Dass sich Ibertsbergers Vertrag mit Erreichen des Europacups automatisch um ein Jahr verlängert, bestätigte Austria-Sportdirektor Ralf Muhr. In der Frage, wer in der kommenden Saison an der Seitenlinie steht, sei aber noch “nichts fix. Wir werden in der nächsten Woche aber etwas verkünden.” Gerüchteweise soll Ibertsberger von WAC-Erfolgscoach Christian Ilzer abgelöst werden.

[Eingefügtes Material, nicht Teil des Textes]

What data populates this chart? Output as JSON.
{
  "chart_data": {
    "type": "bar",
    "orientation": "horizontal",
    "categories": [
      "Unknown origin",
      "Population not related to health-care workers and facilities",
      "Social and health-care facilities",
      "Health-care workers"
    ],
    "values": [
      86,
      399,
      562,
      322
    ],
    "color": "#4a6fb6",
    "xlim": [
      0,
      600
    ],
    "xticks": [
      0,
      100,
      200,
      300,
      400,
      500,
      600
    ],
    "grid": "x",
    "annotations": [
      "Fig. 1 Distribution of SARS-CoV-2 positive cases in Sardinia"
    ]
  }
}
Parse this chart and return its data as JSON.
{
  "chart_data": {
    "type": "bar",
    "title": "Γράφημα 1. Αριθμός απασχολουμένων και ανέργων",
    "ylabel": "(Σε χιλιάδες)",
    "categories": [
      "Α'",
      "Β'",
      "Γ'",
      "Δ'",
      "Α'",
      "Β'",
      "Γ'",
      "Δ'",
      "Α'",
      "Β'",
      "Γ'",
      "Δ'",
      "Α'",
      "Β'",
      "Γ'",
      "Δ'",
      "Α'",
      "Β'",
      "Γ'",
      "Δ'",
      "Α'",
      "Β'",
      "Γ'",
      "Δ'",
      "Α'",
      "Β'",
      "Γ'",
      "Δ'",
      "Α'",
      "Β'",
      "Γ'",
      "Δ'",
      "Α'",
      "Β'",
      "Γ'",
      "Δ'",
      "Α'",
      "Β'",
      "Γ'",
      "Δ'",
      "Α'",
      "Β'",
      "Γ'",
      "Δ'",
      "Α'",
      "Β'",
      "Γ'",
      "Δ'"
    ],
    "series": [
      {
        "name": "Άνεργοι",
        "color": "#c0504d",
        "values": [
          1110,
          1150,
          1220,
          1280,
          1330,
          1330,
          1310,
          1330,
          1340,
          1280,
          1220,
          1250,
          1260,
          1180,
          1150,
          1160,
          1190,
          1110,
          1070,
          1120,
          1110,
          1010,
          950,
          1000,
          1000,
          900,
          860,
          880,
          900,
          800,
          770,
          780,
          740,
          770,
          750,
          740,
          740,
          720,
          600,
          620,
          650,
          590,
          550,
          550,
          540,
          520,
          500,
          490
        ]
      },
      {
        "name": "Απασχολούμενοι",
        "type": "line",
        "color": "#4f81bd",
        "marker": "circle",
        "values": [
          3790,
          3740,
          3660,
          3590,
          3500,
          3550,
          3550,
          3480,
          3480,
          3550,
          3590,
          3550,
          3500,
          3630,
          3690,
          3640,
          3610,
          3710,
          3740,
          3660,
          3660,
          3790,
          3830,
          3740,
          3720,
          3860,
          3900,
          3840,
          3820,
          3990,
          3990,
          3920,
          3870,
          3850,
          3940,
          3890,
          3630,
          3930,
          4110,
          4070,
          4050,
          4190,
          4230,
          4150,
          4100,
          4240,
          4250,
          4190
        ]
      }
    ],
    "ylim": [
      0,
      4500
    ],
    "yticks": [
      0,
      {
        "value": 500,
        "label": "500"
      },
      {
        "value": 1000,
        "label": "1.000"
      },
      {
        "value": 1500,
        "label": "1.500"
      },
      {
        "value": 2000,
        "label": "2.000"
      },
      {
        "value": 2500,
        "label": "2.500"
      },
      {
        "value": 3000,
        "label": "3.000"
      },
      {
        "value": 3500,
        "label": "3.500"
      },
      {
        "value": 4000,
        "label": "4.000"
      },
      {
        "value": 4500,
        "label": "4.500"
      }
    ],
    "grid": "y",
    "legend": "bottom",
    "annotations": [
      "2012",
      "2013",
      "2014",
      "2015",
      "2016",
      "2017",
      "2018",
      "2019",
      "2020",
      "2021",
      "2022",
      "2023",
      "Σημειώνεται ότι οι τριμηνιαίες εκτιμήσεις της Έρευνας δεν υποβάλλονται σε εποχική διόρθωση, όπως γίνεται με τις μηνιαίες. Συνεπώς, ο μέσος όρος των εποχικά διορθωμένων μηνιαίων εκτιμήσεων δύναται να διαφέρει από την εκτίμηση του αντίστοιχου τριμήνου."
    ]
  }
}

Für Muhr waren die 90 Minuten von Pasching quasi ein Schnelldurchlauf durch die abgelaufene Saison, in der man stets den Erwartungen hinterher hinkte. “Es war eine Achterbahnfahrt so wie die ganze Saison, ein extremes Wechselbad”, meinte Muhr. “Gefühlsmäßig hat sich heute die ganze Saison widergespiegelt.”

Trainer zeigt sich hoffnungsvoll

Platz vier bedeutete freilich durchaus Handfestes, gerade der Verlauf im Saisonfinish machte Ibertsberger hoffnungsfroh. “Gratulation an meine Burschen, das war richtig, richtig stark, was sie in den letzten Wochen gezeigt haben”, betonte der 42-Jährige, der nach der Trennung von Thomas Letsch am 11. März vom Co- zum Cheftrainer aufgestiegen war. Seine Bilanz in 11 Ligaspielen: 3 Siege, 3 Remis und 5 Niederlagen.

Geteilte Meinungen

Defensivroutinier Florian Klein gab zwar zu, dass es “nach so einem Spiel schwer ist, sich zu freuen”, zeigte sich aber auch erleichtert. “Andererseits sind wir froh, dass wir das Europa-League-Ziel erreicht haben.” Auch Monschein wusste nicht ganz, in welche Richtung es emotional gehen sollte. “Ich bin überhaupt nicht glücklich, dass wir so ein Spiel abgeliefert und in der zweiten Hälfte so nachgelassen haben”, erklärte er. “Vielleicht kommt in den nächsten Tagen aber auch Freude auf.”